September 26, 2011
By John J. Monahan
By all accounts, it’s been a booming decade for government secrecy.
And judging by the standing-room-only crowd at a Statehouse hearing last week on bills to reform Massachusetts’ public records law and put teeth in the state’s open meeting laws, public tolerance is reaching a boiling point.
A matter of trust is at the heart of the problem.
It’s not a question of whether the public has trust in government. Rather, it is a profound problem that government officials increasingly do not trust the people. Too often it appears they don’t trust the citizenry enough to let them read reports of what they are doing, what they are deciding and why, or how they are doing their jobs.
At the hearing, some citizens told stories of public officials’ improper refusals to disclose public records to cover up wrongdoing.
Some agencies and public officials try to discourage public disclosure by dragging their feet, ignoring mandatory deadlines and telling citizens to file lawsuits if they want the records so badly.
It often seems to some members of the public that there are endless obstacles to obtain public records.
The phrase “We the People” doesn’t mean much without a strong system to ensure that citizens know what the government is doing, argued Gavi Wolfe of the ACLU of Massachusetts.
Wolfe and scores of others at the hearing said public officials face no consequences for illegally withholding public documents under Massachusetts law.
These days, many state and local agencies routinely respond to requests for documents with automatic denials or delays for internal reviews — despite required immediate disclosure under the current law.
Much of the hearing focused on excessive copying and search fees now being charged for records.
A records reform bill, killed by the House and Senate last year without much complaint from legislative leaders or the governor, is back before the Joint Committee on State Administration and Regulatory Oversight, which held the hearing.
Gov.

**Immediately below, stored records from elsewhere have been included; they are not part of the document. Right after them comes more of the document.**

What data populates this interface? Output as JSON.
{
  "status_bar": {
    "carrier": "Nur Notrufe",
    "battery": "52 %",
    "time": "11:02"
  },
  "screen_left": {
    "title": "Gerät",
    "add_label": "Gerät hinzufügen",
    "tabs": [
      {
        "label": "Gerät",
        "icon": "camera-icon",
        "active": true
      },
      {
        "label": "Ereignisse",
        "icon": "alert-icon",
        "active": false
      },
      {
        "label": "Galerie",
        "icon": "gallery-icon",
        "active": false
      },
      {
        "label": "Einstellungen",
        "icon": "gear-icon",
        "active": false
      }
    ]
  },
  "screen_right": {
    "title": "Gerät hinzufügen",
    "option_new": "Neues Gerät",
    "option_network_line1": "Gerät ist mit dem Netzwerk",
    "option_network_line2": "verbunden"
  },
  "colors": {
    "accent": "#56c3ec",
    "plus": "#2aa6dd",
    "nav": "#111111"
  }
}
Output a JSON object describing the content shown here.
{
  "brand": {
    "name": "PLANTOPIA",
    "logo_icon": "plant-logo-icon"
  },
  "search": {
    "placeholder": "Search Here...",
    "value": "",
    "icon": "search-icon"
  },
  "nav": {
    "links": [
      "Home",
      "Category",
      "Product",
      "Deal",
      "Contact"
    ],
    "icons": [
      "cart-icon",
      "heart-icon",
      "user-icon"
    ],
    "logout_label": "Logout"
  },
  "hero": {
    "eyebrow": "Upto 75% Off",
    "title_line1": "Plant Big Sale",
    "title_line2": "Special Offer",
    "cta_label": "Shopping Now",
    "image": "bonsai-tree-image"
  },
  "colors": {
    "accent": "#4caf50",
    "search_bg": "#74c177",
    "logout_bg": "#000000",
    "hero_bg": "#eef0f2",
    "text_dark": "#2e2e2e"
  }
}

Deval L. Patrick and the leaders of the House and the Senate frequently talk about the value of transparency when it suits their agenda for selected programs, almost always to the public’s great benefit.
But when it comes to supporting the proposed record reforms, it has not been a top priority.
One fix proposed for the public records law — last revised almost 40 years ago when records were hand-written or typed out on machines — is to authorize courts to award legal fees to requesters when officials unreasonably or illegally deny access to public records.
The proposed changes would also force public officials to make more records routinely available in electronic form and force a reduction in costs charged to people seeking records.
The Senate chairman of the committee, Kenneth J. Donnelly, D-Arlington, questioned during the hearing whether police departments can really afford to have people spend time complying with citizen requests for public records. He mentioned a small layoff in a police department in his district to justify his concern.
Providing access to public records, however, remains a legal duty of police departments under the existing law.
His counterpart in the House, Committee Co-Chairman Rep. Peter V. Kocot, D-Northampton, was singing a similar tune, voicing worries that the cost of providing legally required public records at town and city halls would end up raising property taxes.
A move to tighten enforcement of the law, Kocot said, could represent “a serious cost” to cities and towns.
State Sen. James B. Eldridge, D-Acton, argued for passage of the bill. He said he was heartened to see so many citizens and organizations attending the hearing, but he has no way of knowing if the bill stands a chance this year.
“Unfortunately, it is getting worse,” he said of public records access. “I think you see more and more examples of state agencies and towns and cities denying basic information to the public and the media, and yet this is a time due to the advances in technology, this information can be provided instantaneously.
“I think it’s the perfect moment to move to this new standard and provide this information accessibly and efficiently,” the senator said. “If the information is formatted properly when first received by the agencies, it could actually be provided much cheaper by the cities and towns and state agencies. This will actually save money for the Commonwealth and the cities and towns.
“The more sunlight on the government process, the more likely that members of the public and the media will be able to find instances of corruption or expensive mistakes and make sure it doesn’t happen to begin with,” he said.